The Lady Who Drew Me In is a novel by Thomasine Rappold, third in a series but I didn't realize that till I was almost done and there was nothing lost there at all. It's the story of Daisy, a young widow of an older, not particularly loving husband who can draw images from other people's minds. This has caused trouble in her life before and she's sworn to herself not to do it again. Then handsome rogue lawyer Jackson turns up with a case where her talent might be the only thing that can save a little boy's life. So now they're embroiled in an adventure.
Daisy has a soft spot for kids--she desperately wanted children but her older husband was controlling and frigid (of course); now she wants to start a day home for poor children. She really likes kids. Kids are her thing. Kids. One thing leads to another, and yada yada yada, Daisy and Jackson have to get married.

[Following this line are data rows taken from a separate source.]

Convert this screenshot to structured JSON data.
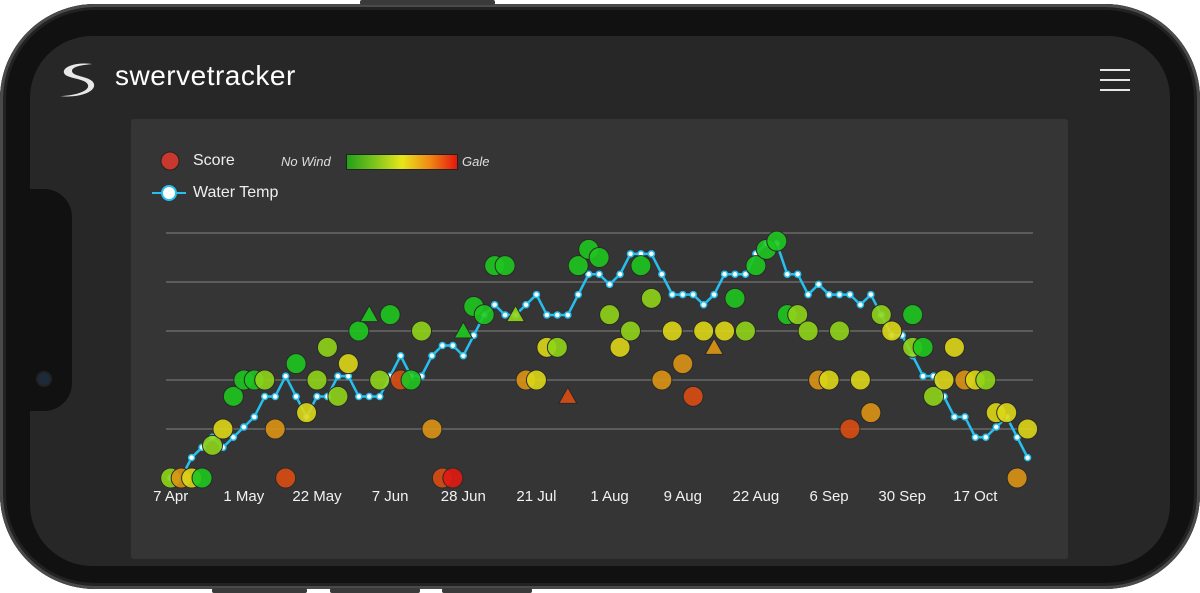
{
  "header": {
    "app_title": "swervetracker",
    "menu_icon": "hamburger-icon",
    "logo_icon": "swerve-s-logo"
  },
  "legend": {
    "score_label": "Score",
    "score_color": "#c8382e",
    "wind_min_label": "No Wind",
    "wind_max_label": "Gale",
    "water_temp_label": "Water Temp",
    "water_temp_color": "#27c0ee"
  },
  "chart_data": {
    "type": "scatter",
    "grid": true,
    "legend_position": "top-left",
    "wind_colors": [
      "#1ec71e",
      "#8fd41a",
      "#dcd616",
      "#dc9414",
      "#d94c12",
      "#e01a12"
    ],
    "score_ylim": [
      0,
      15
    ],
    "x_ticks": [
      {
        "i": 0,
        "label": "7 Apr"
      },
      {
        "i": 7,
        "label": "1 May"
      },
      {
        "i": 14,
        "label": "22 May"
      },
      {
        "i": 21,
        "label": "7 Jun"
      },
      {
        "i": 28,
        "label": "28 Jun"
      },
      {
        "i": 35,
        "label": "21 Jul"
      },
      {
        "i": 42,
        "label": "1 Aug"
      },
      {
        "i": 49,
        "label": "9 Aug"
      },
      {
        "i": 56,
        "label": "22 Aug"
      },
      {
        "i": 63,
        "label": "6 Sep"
      },
      {
        "i": 70,
        "label": "30 Sep"
      },
      {
        "i": 77,
        "label": "17 Oct"
      }
    ],
    "water_temp": [
      0,
      0,
      2,
      3,
      4,
      3,
      4,
      5,
      6,
      8,
      8,
      10,
      8,
      6,
      8,
      8,
      10,
      10,
      8,
      8,
      8,
      10,
      12,
      10,
      10,
      12,
      13,
      13,
      12,
      14,
      16,
      17,
      16,
      16,
      17,
      18,
      16,
      16,
      16,
      18,
      20,
      20,
      19,
      20,
      22,
      22,
      22,
      20,
      18,
      18,
      18,
      17,
      18,
      20,
      20,
      20,
      22,
      23,
      23,
      20,
      20,
      18,
      19,
      18,
      18,
      18,
      17,
      18,
      16,
      14,
      14,
      12,
      10,
      10,
      8,
      6,
      6,
      4,
      4,
      5,
      6,
      4,
      2
    ],
    "scores": [
      {
        "i": 0,
        "score": 0,
        "wind": 1
      },
      {
        "i": 1,
        "score": 0,
        "wind": 3
      },
      {
        "i": 2,
        "score": 0,
        "wind": 2
      },
      {
        "i": 3,
        "score": 0,
        "wind": 0
      },
      {
        "i": 4,
        "score": 2,
        "wind": 1
      },
      {
        "i": 5,
        "score": 3,
        "wind": 2
      },
      {
        "i": 6,
        "score": 5,
        "wind": 0
      },
      {
        "i": 7,
        "score": 6,
        "wind": 0
      },
      {
        "i": 8,
        "score": 6,
        "wind": 0
      },
      {
        "i": 9,
        "score": 6,
        "wind": 1
      },
      {
        "i": 10,
        "score": 3,
        "wind": 3
      },
      {
        "i": 11,
        "score": 0,
        "wind": 4
      },
      {
        "i": 12,
        "score": 7,
        "wind": 0
      },
      {
        "i": 13,
        "score": 4,
        "wind": 2
      },
      {
        "i": 14,
        "score": 6,
        "wind": 1
      },
      {
        "i": 15,
        "score": 8,
        "wind": 1
      },
      {
        "i": 16,
        "score": 5,
        "wind": 1
      },
      {
        "i": 17,
        "score": 7,
        "wind": 2
      },
      {
        "i": 18,
        "score": 9,
        "wind": 0
      },
      {
        "i": 19,
        "score": 10,
        "wind": 0,
        "shape": "triangle"
      },
      {
        "i": 20,
        "score": 6,
        "wind": 1
      },
      {
        "i": 21,
        "score": 10,
        "wind": 0
      },
      {
        "i": 22,
        "score": 6,
        "wind": 4
      },
      {
        "i": 23,
        "score": 6,
        "wind": 0
      },
      {
        "i": 24,
        "score": 9,
        "wind": 1
      },
      {
        "i": 25,
        "score": 3,
        "wind": 3
      },
      {
        "i": 26,
        "score": 0,
        "wind": 4
      },
      {
        "i": 27,
        "score": 0,
        "wind": 5
      },
      {
        "i": 28,
        "score": 9,
        "wind": 0,
        "shape": "triangle"
      },
      {
        "i": 29,
        "score": 10.5,
        "wind": 0
      },
      {
        "i": 30,
        "score": 10,
        "wind": 0
      },
      {
        "i": 31,
        "score": 13,
        "wind": 0
      },
      {
        "i": 32,
        "score": 13,
        "wind": 0
      },
      {
        "i": 33,
        "score": 10,
        "wind": 1,
        "shape": "triangle"
      },
      {
        "i": 34,
        "score": 6,
        "wind": 3
      },
      {
        "i": 35,
        "score": 6,
        "wind": 2
      },
      {
        "i": 36,
        "score": 8,
        "wind": 2
      },
      {
        "i": 37,
        "score": 8,
        "wind": 1
      },
      {
        "i": 38,
        "score": 5,
        "wind": 4,
        "shape": "triangle"
      },
      {
        "i": 39,
        "score": 13,
        "wind": 0
      },
      {
        "i": 40,
        "score": 14,
        "wind": 0
      },
      {
        "i": 41,
        "score": 13.5,
        "wind": 0
      },
      {
        "i": 42,
        "score": 10,
        "wind": 1
      },
      {
        "i": 43,
        "score": 8,
        "wind": 2
      },
      {
        "i": 44,
        "score": 9,
        "wind": 1
      },
      {
        "i": 45,
        "score": 13,
        "wind": 0
      },
      {
        "i": 46,
        "score": 11,
        "wind": 1
      },
      {
        "i": 47,
        "score": 6,
        "wind": 3
      },
      {
        "i": 48,
        "score": 9,
        "wind": 2
      },
      {
        "i": 49,
        "score": 7,
        "wind": 3
      },
      {
        "i": 50,
        "score": 5,
        "wind": 4
      },
      {
        "i": 51,
        "score": 9,
        "wind": 2
      },
      {
        "i": 52,
        "score": 8,
        "wind": 3,
        "shape": "triangle"
      },
      {
        "i": 53,
        "score": 9,
        "wind": 2
      },
      {
        "i": 54,
        "score": 11,
        "wind": 0
      },
      {
        "i": 55,
        "score": 9,
        "wind": 1
      },
      {
        "i": 56,
        "score": 13,
        "wind": 0
      },
      {
        "i": 57,
        "score": 14,
        "wind": 0
      },
      {
        "i": 58,
        "score": 14.5,
        "wind": 0
      },
      {
        "i": 59,
        "score": 10,
        "wind": 0
      },
      {
        "i": 60,
        "score": 10,
        "wind": 1
      },
      {
        "i": 61,
        "score": 9,
        "wind": 1
      },
      {
        "i": 62,
        "score": 6,
        "wind": 3
      },
      {
        "i": 63,
        "score": 6,
        "wind": 2
      },
      {
        "i": 64,
        "score": 9,
        "wind": 1
      },
      {
        "i": 65,
        "score": 3,
        "wind": 4
      },
      {
        "i": 66,
        "score": 6,
        "wind": 2
      },
      {
        "i": 67,
        "score": 4,
        "wind": 3
      },
      {
        "i": 68,
        "score": 10,
        "wind": 1
      },
      {
        "i": 69,
        "score": 9,
        "wind": 2
      },
      {
        "i": 71,
        "score": 10,
        "wind": 0
      },
      {
        "i": 71,
        "score": 8,
        "wind": 1
      },
      {
        "i": 72,
        "score": 8,
        "wind": 0
      },
      {
        "i": 73,
        "score": 5,
        "wind": 1
      },
      {
        "i": 74,
        "score": 6,
        "wind": 2
      },
      {
        "i": 75,
        "score": 8,
        "wind": 2
      },
      {
        "i": 76,
        "score": 6,
        "wind": 3
      },
      {
        "i": 77,
        "score": 6,
        "wind": 2
      },
      {
        "i": 78,
        "score": 6,
        "wind": 1
      },
      {
        "i": 79,
        "score": 4,
        "wind": 2
      },
      {
        "i": 80,
        "score": 4,
        "wind": 2
      },
      {
        "i": 81,
        "score": 0,
        "wind": 3
      },
      {
        "i": 82,
        "score": 3,
        "wind": 2
      }
    ]
  }
}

But it's cool--they'll get married, have fun sex, not get emotionally involved, solve the mystery, and then go their separate ways, right?
Nothing unexpected or even really troubling there. The mystery is actually pretty great, with suspicious townsfolk and sabotage and clues. Jackson is trying to be a better person, Daisy Loves Kids. And they fall in love but of course they can't tell each other--actually, this book is a lot better than some in this respect, in that they often tell each other things that they overhear or why they're being reserved or whatever.
I think the biggest weakness is that there is a lot of internal monologing about how much they love and want each other. I mean, you expect a lot of emotional thought processes in a romance, but there's no actual forward motion in the feelings department, but a lot of repeated thoughts about how much the love and want each other in spite of all that stands between them. I'd estimate that it was fully a third of the word count of the book, which was way too much.
That said, those parts were pretty skimmable, and I truly did like the mystery. I had hoped that the spirit writing thing meant that this would be a slightly magical universe, but it wasn't; it was more like the spiritualism fad of the Victorian era was actually real. So it wasn't as special as I'd hoped, but it wasn't bad. Not the highest praise, I'm afraid, but solid. And thanks to Netgalley for the review copy. And advance thanks to Sarah for further romance recommendations.